Ein Gedanke zu „Gastbeitrag: Die Auserwählten – bewährt, oder doch nur Kitsch?

  1. Ich würde mal sagen, dass es einen gewaltigen Unterschied macht, ob ein Charakter nun vom Schicksal auserwählt wird oder nicht. Frodo beispielsweise wurde ja nicht von einer höheren Gewalt auserwählt, um die Welt zu retten. Stattdessen haben sich alle Völker zusammengesetzt und festgestellt, dass irgendjemand den Ring nach Mordor bringen soll. Niemand hat Frodo gesagt, dass er das tun muss, sondern er hat sich selbst dafür entschieden. Und selbst wenn man Frodo dazu gezwungen hätte, wäre damit noch nicht klar gewesen, wie das Ganze ausgeht.

    Harry Potter wurde hingegen vom Schicksal auserwählt. Seine Prophezeiung kommt von einer höheren Gewalt und sagt klar und deutlich, dass etwas unweigerlich passieren muss. Harry hat dieses Schicksal nicht gewählt und hat keinen Einfluss darauf. Es ist eine Prophezeiung und was sie sagt, wird auch passieren, egal ob Harry das will oder nicht.

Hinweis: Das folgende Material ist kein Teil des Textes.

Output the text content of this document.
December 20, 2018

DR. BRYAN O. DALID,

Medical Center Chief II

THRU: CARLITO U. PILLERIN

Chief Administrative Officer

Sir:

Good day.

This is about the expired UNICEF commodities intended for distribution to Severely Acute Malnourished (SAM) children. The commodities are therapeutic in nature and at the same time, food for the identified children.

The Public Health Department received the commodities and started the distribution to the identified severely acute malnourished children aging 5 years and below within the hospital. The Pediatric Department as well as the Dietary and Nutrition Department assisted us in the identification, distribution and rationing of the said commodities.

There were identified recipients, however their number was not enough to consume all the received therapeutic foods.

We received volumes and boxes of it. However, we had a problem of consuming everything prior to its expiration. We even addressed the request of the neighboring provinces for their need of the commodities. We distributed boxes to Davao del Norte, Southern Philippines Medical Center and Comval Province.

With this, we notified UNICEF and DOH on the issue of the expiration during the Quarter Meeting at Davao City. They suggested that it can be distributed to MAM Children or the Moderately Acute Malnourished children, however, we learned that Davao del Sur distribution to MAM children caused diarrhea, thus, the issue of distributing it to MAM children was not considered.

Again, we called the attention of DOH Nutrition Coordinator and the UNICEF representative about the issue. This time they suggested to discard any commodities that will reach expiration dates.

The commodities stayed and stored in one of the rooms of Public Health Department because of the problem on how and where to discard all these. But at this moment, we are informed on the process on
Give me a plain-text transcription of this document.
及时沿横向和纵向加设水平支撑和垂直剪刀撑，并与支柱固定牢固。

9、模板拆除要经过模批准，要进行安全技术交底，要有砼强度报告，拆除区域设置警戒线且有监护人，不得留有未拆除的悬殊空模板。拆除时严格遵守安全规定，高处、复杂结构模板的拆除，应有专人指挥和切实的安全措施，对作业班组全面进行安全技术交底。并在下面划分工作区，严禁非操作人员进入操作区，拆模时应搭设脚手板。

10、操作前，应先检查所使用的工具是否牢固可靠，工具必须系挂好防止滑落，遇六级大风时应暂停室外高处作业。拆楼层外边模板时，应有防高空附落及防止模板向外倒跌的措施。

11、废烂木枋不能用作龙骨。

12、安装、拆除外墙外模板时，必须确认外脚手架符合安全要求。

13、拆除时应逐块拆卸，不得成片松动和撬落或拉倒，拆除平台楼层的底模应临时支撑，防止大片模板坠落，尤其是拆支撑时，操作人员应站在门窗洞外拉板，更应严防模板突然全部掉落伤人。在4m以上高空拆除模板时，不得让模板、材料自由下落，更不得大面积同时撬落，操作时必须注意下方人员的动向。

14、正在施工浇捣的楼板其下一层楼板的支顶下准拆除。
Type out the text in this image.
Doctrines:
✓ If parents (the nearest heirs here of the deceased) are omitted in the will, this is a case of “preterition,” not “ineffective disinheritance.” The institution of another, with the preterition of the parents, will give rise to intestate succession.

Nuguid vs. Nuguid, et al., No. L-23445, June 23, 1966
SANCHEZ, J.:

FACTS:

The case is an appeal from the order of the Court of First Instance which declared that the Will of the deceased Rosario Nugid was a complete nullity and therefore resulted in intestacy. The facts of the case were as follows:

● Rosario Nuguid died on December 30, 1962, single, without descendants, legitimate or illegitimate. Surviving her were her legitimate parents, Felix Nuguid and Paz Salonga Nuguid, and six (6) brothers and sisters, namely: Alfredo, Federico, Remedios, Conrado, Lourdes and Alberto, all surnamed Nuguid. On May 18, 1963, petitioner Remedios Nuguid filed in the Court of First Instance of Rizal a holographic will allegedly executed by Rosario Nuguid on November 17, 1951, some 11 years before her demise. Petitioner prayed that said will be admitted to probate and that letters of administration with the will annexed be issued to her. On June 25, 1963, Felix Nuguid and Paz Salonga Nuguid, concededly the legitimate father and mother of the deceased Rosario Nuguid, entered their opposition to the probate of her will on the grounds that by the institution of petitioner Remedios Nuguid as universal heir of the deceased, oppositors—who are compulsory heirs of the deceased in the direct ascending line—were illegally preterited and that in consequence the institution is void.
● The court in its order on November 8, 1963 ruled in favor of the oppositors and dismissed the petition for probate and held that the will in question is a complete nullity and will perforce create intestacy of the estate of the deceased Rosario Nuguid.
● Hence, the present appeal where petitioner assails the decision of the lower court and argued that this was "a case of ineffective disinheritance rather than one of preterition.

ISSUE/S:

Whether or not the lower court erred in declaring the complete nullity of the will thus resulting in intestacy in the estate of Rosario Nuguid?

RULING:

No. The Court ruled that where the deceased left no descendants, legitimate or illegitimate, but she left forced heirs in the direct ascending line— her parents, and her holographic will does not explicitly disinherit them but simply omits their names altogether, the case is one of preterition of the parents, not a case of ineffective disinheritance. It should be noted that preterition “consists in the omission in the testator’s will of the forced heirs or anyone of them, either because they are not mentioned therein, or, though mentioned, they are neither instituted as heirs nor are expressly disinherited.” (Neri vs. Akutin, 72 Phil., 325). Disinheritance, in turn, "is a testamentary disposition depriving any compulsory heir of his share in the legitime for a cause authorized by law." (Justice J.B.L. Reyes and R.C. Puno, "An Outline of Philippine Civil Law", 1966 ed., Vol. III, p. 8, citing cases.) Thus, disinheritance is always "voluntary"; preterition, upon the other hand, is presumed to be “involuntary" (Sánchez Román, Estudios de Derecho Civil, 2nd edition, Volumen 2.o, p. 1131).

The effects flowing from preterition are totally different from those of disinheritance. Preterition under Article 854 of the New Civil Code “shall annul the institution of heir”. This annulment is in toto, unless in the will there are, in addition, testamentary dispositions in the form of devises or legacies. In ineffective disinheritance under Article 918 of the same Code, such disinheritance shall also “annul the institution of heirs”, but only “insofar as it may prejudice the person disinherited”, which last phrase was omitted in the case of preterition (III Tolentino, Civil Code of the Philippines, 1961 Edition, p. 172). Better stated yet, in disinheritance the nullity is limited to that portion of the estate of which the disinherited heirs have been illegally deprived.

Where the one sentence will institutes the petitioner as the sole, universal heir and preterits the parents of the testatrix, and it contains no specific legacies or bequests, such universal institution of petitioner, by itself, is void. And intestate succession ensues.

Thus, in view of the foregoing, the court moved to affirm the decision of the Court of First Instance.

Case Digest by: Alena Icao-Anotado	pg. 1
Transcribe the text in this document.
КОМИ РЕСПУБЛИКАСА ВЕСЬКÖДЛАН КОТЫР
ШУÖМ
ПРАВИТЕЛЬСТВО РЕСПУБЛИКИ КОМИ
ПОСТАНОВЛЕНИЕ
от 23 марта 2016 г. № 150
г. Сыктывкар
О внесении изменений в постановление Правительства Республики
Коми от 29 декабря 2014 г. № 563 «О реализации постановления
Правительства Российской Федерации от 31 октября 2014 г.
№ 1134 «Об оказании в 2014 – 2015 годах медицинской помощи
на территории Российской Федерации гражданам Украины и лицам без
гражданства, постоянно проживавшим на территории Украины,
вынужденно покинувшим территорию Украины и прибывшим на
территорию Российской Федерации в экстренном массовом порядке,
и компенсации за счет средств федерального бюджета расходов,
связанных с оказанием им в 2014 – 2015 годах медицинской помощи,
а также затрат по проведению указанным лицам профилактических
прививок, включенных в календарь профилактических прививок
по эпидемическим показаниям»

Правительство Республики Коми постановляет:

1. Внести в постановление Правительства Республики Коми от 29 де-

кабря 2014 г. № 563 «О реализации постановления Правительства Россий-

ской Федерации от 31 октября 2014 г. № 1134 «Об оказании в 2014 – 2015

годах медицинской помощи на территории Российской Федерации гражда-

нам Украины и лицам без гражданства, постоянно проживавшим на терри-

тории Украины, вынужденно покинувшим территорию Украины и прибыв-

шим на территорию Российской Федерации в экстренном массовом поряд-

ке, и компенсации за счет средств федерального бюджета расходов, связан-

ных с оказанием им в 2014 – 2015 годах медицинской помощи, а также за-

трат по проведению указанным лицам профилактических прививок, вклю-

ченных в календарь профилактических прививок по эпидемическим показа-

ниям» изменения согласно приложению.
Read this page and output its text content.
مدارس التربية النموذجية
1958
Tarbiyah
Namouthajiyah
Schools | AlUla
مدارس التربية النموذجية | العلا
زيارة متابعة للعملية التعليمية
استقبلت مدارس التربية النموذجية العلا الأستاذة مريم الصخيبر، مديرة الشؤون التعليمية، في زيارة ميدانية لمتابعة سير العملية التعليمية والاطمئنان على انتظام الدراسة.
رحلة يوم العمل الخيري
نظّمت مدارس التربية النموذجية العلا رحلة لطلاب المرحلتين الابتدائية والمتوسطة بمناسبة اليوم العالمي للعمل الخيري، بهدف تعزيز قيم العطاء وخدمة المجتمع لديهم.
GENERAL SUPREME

    Das ist der große Unterschied: Frodo und Katniss sind keine "Auserwählten" im eigentlichen Sinne. Ihnen wird zwar eine Aufgabe auferlegt, allerdings nicht vom Schicksal, sondern von ihren Mitmenschen. Darum ist ihre Aufgabe sehr variabel und es steht noch nicht fest, wie die ganze Sache ausgehen wird.
    Harrys Schicksal hingegen steht durch die Prophezeiung fest. Allerdings gibt es im Fall von Harry die Besonderheit, dass die Prophezeiung sehr vage formuliert ist. Sie sagt nur aus, dass etwas passieren wird, aber nicht genau was. Dadurch sind die Ereignisse noch nicht in Stein gemeißelt und bleiben unvorhersehbar. Das ist ein wichtiger Punkt, weil eine vorhersehbare Geschichte nunmal langweilig wird.

    Man sollte mit Prophezeiungen sehr vorsichtig sein. Sie können zwar für Spannung sorgen, wenn man aber zu viel prophezeit, zerstört man jegliche Spannung wieder. Das Prophezeite MUSS nunmal passieren, das ist Kennzeichen einer Prophezeiung. Und wenn man nun prophezeit, dass der Held am Ende die Welt rettet, spoilert man letztlich das Ende er Geschichte.
    Das Problem ist mir beispielsweise im Film "Duell der Magier" aufgefallen. Der Film beginnt mit einer kurzen Erzählung inklusive einer Prophezeiung, die besagt, dass der Held am Ende die böse Hexe besiegen muss. Danach war es irgenwie schwer, den Film spannend zu finden, da man mir quasi in den ersten 5 Minuten das Ende verraten hat.